Tuesday, December 8, 2009

How I know............

Many people struggle with the concept of God, I did myself, and who can wonder why? God is mind boggleing! How do we wrap our heads around a loving, father figure, all powerful God who breathed the world into existance and counted and named each star personally before placing it gingerly in the sky? How to we begin to understand how this same God breathed life into each of us and knew our names and life stories before we were ever even thought of by our parents on earth? How do we digest that He can forgive anything, ANYTHING, and that he loves us all the same as he did Jesus? Thats a lot to take in.

But I know its true.

I know He is very real, and is love and grace and mercy are absolute.

I know it because I'm living it.

I feel it each and every day when I wake up and when I go to bed.

Many people wonder how I can believe in and trust in God after losing Everett and after having so many prayers go unanswered. What I don't know is how to tell them that for those very reasons I believe in God. Because I lost Everett and had unanswered prayers, I believe in God. Because I felt pain so severe I thought it might kill me. Because I cried so many tears I thought I might dry up inside. Because I felt loneliness so deep I felt hollow inside, I believe in God.

Because he eased my pain.

Dried my tears.

And promised I am never alone.

He is faithful. And since opening my mind and my heart, and telling my brain that I don't need to understand it all, God has blessed me and my family time and time again with his love and mercy and kindness, and second chances, and love in abundance.

I miss my baby, deeply and constantly, and if I could have him back right now you can bet I would jump at the chance to do so.

But I can't.

But I have Elvis, and Avery and Landon.

I have my parents and sisters.

My precious nephew.

Grandmothers.

Cousins and their kids.

My inlaws, so many inlaws, sisters, brothers, parents, and nieces and nephews.

I have friends, online and in real life.

I have God.

I have comfort and love and faith and eventually I'll have Heaven.

How could I not believe.

Yesterday was the two year anniversary of Everett's passing. Being that we were in NYC and very busy, I didn't have time to fall to pieces. From time to time I wanted to. I felt the tears rise up behind my eyes and I felt my heart grow heavy. But I made it from sun up to sun down without falling to pieces and I feel okay about that. There was a time when I NEEDED to crumble and drown myself in tears, but now I have something to hold on to when the sadness comes, because I no longer wonder where Everett is, nor do I worry if I will see him again, because 1 Thessalonians 4:13 says

"And regarding the questions, friends, that has come up about those already dead and burried, we don't want you in the dark any longer.

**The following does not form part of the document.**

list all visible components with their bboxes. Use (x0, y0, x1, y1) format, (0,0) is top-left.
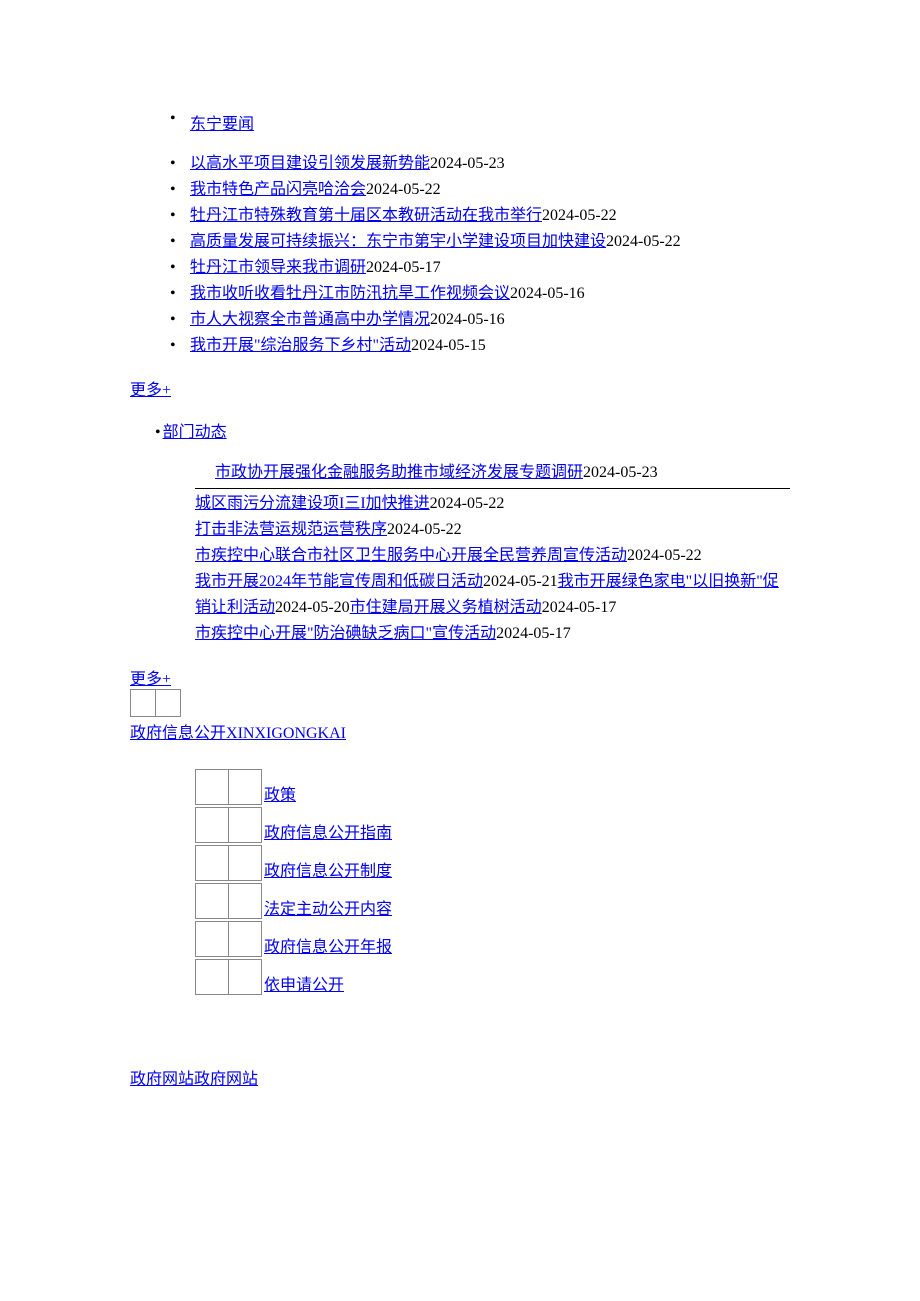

First off, you must not carry on over them like people who have nothing to look forward to [no hope], as if the grave were the last word."


The most precious thing God has given me, aside from comfort and salvation, is hope.

Something to look forward to, that non believers just don't have. I have the hope of a sweet reunion one day, which keeps me going each and every time my heart breaks again and I want to fall to pieces.

I know He is real, and I am so thankful for Him and the blessings he doles out, at not cost to me at all.